Saturday, January 09, 2010

Entry #75

A Better Day Tomorrow
by Michael H. Payne


The scent gusted over Harmon's beak with the wind, and he turned into it, adjusted his wings, the autumn-bare branches making it easy to sweep the forest floor for--

A red flag among the roots. With a shiver, he realized it was the Timmler's oak; he stooped, landed beside the flagpole, his talons digging into the dirt to see Gloria, her eyes closed, her front paws clasped, the black armband making her gray fur look even grayer.

He wanted to give his usual cackle, ask G.G. if she was ready for a flight into Ottersgate, but the leaf-wrapped bundle beside her changed everything. With a swallow, he bowed and spoke the ritual phrase: "A better day tomorrow, Ms. Timmler."

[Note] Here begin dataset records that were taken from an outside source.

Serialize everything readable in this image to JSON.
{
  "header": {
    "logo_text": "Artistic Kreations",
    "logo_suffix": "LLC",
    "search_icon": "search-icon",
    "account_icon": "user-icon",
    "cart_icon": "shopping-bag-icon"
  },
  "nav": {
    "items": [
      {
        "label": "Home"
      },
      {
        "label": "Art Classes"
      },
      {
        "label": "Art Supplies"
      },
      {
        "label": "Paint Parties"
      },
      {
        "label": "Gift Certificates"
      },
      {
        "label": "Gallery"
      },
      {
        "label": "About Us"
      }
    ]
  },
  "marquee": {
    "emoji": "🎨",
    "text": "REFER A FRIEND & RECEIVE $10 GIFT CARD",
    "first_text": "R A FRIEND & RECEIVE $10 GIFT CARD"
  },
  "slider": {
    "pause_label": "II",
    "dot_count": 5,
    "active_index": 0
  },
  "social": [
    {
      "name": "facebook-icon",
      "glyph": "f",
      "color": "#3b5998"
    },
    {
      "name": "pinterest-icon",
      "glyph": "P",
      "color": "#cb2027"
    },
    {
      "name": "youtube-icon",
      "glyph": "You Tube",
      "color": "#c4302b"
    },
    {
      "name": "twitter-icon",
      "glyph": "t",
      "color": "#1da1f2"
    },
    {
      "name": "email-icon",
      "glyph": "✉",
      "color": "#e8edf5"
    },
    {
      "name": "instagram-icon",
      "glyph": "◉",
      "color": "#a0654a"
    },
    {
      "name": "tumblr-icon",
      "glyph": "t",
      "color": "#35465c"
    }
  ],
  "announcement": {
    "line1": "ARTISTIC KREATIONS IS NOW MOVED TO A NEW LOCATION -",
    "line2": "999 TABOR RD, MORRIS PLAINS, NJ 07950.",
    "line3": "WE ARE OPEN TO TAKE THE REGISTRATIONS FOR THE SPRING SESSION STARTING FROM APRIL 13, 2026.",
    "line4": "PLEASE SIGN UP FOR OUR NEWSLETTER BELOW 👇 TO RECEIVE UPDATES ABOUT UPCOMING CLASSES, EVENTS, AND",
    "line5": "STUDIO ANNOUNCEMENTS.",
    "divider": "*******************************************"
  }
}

"We live in hope, Mr. Crow." She bowed in return, her eyes, red and puffy, finally fluttering open. "I was half-hoping it'd be you, Harm. And half-hoping it wouldn't."

The sudden lump in his throat made it hard to ask. "Grampa?"

"Last night. Ev'ryone expected it, but still..." Gloria blew out a shaky breath, and the only other sound for a while was the wind rattling the treetops.

Harmon shook himself. "I know you're s'posed to watch, G.G., but you don't--"

"I do." Her voice wavered. "I'm eldest in the family now." She blinked and stood up straighter. "I thank you for your service, Mr. Crow."

"We do what we must, Ms. Timmler." He couldn't look at her; hopping forward, he bowed to the bundle and opened his beak.

30 comments:

Bernita said...

Much depth. One of the nicest things is Gloria's use of a nickname for him.

Aniket said...

A beautifully told story...

Loved how you used the names to be a vital part of the story too. Loved it.

pjd said...

I wish you had more room to work with because I feel the depth that Bernita refers to. With this one, I feel I'm just barely seeing a moment within a very complex world with many wondrous things to be seen. (I am very curious about Ottersgate, for example.)

I find the writing efficient yet warm. The more I read this and think about it, the more I like it. I think you've got the nexus of a really good middle grade story here, or at least the world and characters to form the story. Reminds me a little bit of the rats of Nimh.

Craig said...

I think this just scratches the surface of something deep and wonderful. I would love to hear more.

Sarah Laurenson said...

Middle grade, Pete? Hm. I'm not sure. Isn't Mr. Crow death? Seems that way to me. And he's sorry to come and take another dead loved one from her. Could work.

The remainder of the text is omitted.